What else is that mirror there for?
One of the things I always wanted to enjoy in Africa was the dancing. Note: I have extremely limited dancing skills. Not a lot has changed in that domain since I got to Africa, but the difference here is that it just doesn’t matter.
I went out tonight with all my co-workers from the Youth Center. Makala has one club in town. And that’s all you need. The club has the required mirror. In the US, only ballerinas get the advantage of checking themselves out while dancing. Otherwise, you look like a tool. Here, not only is it acceptable to watch yourself dance in the full-length mirror, it’s expected. Don’t have any friends, or a partner to dance with? Head towards the mirror. It can also be useful if you don’t want to dance with persistent men. Point to the mirror, as though indicating that you’re already taken. I have done this.
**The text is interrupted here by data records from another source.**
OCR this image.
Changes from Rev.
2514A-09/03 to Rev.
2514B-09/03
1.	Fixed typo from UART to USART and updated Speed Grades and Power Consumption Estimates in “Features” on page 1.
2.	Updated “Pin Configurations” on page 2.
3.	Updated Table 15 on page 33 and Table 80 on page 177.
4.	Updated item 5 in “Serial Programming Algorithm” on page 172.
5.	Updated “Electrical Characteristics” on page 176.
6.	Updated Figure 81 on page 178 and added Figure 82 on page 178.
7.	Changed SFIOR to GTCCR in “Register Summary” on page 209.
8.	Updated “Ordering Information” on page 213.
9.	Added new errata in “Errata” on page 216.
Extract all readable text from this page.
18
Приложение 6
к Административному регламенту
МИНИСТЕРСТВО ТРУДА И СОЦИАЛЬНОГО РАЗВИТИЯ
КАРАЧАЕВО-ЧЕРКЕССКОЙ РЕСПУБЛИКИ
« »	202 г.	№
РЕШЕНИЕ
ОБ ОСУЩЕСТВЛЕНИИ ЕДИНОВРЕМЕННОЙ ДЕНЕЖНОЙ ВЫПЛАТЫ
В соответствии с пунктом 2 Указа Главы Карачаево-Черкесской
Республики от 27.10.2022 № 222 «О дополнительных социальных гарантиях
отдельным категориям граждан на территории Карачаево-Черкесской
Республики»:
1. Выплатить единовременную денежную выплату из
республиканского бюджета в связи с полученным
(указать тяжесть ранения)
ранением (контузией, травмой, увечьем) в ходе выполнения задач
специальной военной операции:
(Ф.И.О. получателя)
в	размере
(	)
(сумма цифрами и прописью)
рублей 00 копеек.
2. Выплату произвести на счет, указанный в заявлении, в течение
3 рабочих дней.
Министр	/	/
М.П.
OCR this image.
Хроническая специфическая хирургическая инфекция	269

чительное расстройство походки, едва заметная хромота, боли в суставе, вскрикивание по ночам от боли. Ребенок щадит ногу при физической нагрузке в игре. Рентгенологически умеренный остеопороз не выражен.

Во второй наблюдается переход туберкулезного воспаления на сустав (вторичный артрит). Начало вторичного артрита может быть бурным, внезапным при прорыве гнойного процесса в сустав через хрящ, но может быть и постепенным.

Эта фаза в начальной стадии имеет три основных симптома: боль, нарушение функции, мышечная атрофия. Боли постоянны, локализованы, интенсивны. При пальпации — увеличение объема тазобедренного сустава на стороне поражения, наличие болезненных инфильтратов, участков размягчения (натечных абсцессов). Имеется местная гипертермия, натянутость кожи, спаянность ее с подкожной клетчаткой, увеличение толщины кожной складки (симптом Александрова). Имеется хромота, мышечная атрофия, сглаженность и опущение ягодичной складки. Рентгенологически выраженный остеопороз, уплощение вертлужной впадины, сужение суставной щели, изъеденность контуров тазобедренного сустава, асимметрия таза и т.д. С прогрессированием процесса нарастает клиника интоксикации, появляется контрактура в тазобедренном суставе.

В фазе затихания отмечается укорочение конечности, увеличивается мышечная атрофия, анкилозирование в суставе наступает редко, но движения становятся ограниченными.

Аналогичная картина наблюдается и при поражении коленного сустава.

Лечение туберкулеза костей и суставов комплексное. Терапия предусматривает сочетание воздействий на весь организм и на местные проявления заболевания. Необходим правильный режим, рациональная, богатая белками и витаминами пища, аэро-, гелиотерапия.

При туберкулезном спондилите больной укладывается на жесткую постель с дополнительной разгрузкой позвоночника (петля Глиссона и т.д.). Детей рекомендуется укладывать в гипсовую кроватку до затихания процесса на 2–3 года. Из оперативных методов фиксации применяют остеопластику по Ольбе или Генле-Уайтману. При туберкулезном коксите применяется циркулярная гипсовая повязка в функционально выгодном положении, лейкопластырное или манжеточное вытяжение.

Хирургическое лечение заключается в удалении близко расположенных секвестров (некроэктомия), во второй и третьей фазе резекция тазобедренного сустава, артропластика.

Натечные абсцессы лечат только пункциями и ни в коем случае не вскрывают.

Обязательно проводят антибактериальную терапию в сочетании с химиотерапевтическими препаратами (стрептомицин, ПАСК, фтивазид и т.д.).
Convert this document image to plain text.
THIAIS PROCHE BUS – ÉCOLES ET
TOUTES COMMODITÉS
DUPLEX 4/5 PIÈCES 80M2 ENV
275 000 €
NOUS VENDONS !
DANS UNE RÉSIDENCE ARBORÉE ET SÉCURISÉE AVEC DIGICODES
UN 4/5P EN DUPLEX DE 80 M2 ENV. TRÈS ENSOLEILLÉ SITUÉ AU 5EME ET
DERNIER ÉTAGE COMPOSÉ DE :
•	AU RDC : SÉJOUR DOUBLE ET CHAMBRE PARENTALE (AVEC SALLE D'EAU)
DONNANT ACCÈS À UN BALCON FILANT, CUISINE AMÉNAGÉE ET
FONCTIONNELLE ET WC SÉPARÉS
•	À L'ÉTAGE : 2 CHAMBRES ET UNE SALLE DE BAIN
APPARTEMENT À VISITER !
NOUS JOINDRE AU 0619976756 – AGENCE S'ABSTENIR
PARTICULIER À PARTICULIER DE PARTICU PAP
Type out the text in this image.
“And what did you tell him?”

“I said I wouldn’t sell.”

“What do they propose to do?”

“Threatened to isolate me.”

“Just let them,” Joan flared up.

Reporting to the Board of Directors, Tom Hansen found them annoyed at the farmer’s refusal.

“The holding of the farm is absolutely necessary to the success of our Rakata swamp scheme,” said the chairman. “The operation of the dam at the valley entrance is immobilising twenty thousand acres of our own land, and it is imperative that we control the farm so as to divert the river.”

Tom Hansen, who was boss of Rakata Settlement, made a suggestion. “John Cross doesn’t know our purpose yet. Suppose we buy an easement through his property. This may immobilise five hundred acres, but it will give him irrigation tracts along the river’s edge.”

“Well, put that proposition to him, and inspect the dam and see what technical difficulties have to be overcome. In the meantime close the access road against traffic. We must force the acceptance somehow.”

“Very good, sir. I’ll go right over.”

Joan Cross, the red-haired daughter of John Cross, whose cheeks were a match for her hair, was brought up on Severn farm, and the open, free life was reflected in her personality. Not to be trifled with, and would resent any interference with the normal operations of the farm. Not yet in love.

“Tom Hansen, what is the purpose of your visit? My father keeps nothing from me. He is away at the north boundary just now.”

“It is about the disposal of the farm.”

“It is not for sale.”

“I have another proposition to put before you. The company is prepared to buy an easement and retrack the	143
Here it seems kids start dancing a little after the time they start walking. Brooke told me a story once of watching a friend go wild on the dance floor, and thinking he must have been drunk. Nope, he’s a Muslim non-drinker. People here just enjoy moving in whatever way they feel. No one passes a judgment on how you look, contrary to the US. Even one of my co-workers, who is a mother of five, was out on the floor with us. (True, she left the eight-month-old at home.)
So when we went out tonight, not only did I embrace the mirror, but the club had just washed down the dance floor with some slippery substance. It made for some out-of-control (literally) moves. The icing on the cake is that I’m doing all this in the same outfit I’ve been wearing for three days. Not entirely my choice, and I won’t get into the turn of logistical events that led to this level of high fashion, but, again, people here just don’t care. Lots of people wear the same thing for days in row! And at the club, they’re glad to see you—performing your dirty-clothed, uncoordinated moves, with or without the benefit of the mirror.